Just baffles me how you got some possibilities like ls, rdfile but not a simple du, rm, mkdir or the likes. They'd be very useful. Just wasn't sure if people are on the same page or aren't really dependant on them? Maybe anyone can shed some light on why this is like this?
Users must have NFS or CIFS access, otherwise they would not be able to place files on NetApp. So they can also use the same access to delete them. Unless I misunderstand the problem.
What the OP is saying is that when they delete a large number of huge files (30-60 30GB zip files) the filer's performance goes down and he wanted to know if there was a way to delete the user files using Ontap command instead of host commands.
No, it's not designed like that... At least i think so...
you can't go onto the cli and remove files.
I understand so my use case of the filer is in the minority it seems? Because I thought lot's of people regularly delete files & folders or are summarizing folder sizes etc... Probably it's not on the regularity & size we are doing it...

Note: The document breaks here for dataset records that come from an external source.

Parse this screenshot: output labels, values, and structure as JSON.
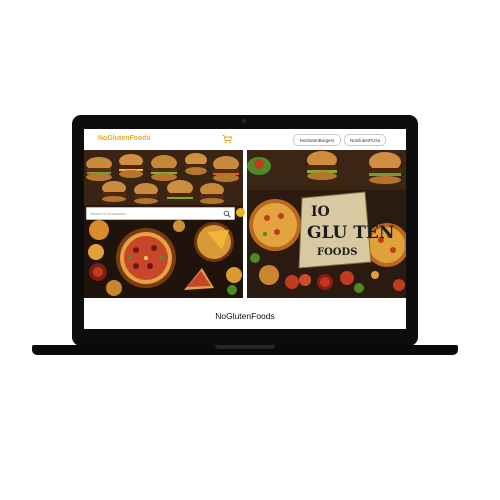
{
  "header": {
    "logo": "NoGlutenFoods",
    "cart_icon": "cart-icon",
    "nav": [
      {
        "label": "NoGlutenBurgers"
      },
      {
        "label": "NoGlutenPizza"
      }
    ]
  },
  "search": {
    "placeholder": "Select ta localisation",
    "icon": "search-icon"
  },
  "hero": {
    "right_text_line1": "IO",
    "right_text_line2": "GLU TEN",
    "right_text_line3": "FOODS"
  },
  "footer": {
    "title": "NoGlutenFoods"
  },
  "colors": {
    "brand": "#f0a81a",
    "laptop": "#0d0d0d",
    "go_button": "#f2b51b"
  }
}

The filer services up protocols, cifs,nfs,fcp, there is no reason to have an administrative backdoor to remove actual inodes. Next..
Well in our use-case there would be a reason and I thought I was in majority but fair enough. There isn't, there won't ever. I got it.
Thanks,
Carlos
Effect of Data ONTAP command would be the same. Effects of large deletes are due to block reclamation and housekeeping, not due to protocol used to delete files.